By offering bargain prices and overnight shipping, Diapers.com lost money on diapers but made money by “selling everything else,” including clothes, toys and strollers.

“The loss, albeit, was a lot larger because you had to pay for shipping,” Lore said. “But you also had a lot more products online than in the store.”

Amazon bought the Diapers.com parent company, Quidsi, for roughly $545 million in 2010, and Lore joined Amazon for two years. (Amazon later shut down Diapers.com and similar sites like Soap.com for lack of profitability.)

But Lore was again looking to capture his own slice of Amazon’s online retail pie. With co-founders Mike Hanrahan and Nate Faust, Lore launched Jet.com in 2015. The focus was on lower prices, with discounts adding up for larger shopping carts, as opposed to faster shipping.

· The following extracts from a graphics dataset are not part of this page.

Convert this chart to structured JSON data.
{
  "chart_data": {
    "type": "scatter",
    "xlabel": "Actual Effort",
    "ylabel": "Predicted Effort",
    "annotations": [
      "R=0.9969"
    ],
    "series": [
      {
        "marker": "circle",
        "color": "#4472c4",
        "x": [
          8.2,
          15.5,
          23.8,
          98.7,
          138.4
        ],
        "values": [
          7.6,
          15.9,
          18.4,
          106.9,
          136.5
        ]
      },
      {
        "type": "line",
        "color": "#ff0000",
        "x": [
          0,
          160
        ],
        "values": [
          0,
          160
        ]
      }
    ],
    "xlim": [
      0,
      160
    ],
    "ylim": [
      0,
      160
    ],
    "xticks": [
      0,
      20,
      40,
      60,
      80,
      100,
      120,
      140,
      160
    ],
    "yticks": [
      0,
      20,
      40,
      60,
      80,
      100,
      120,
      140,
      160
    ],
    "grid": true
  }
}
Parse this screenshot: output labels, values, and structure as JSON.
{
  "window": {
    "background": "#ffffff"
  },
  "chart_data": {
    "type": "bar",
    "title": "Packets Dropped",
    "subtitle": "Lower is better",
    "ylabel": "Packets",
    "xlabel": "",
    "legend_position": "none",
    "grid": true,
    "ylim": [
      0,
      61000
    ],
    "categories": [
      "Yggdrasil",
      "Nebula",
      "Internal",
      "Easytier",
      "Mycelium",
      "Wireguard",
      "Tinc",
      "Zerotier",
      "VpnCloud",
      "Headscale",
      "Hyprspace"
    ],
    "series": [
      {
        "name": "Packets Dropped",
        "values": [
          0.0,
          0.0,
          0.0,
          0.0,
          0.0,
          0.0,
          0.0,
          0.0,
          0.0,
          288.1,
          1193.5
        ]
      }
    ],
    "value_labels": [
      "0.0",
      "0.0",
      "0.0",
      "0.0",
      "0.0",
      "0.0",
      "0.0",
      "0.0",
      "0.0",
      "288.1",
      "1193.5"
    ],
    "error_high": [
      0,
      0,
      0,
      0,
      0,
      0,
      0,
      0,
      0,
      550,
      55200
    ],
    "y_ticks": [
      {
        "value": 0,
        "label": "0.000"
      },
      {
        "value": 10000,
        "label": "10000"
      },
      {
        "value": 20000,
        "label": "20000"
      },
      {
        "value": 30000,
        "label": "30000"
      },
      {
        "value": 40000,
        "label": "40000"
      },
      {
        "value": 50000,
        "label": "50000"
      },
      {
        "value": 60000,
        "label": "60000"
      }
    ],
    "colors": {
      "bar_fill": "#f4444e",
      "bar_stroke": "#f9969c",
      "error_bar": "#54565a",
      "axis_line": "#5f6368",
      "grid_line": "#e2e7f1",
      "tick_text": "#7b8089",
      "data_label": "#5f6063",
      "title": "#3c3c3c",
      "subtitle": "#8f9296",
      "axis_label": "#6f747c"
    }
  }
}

Walmart bought the business for $3.3 billion in 2016 and made Lore Walmart’s CEO for U.S. e-commerce, a role he held until 2021.

As the largest Jet stockholder, Lore received $477 million in cash from Walmart, the bulk of which was contingent on him staying at the company for five years, according to a company filing. Walmart also awarded him stock options worth, at the time, $235 million, which is what gave Lore a 2016 compensation package of nearly $237 million.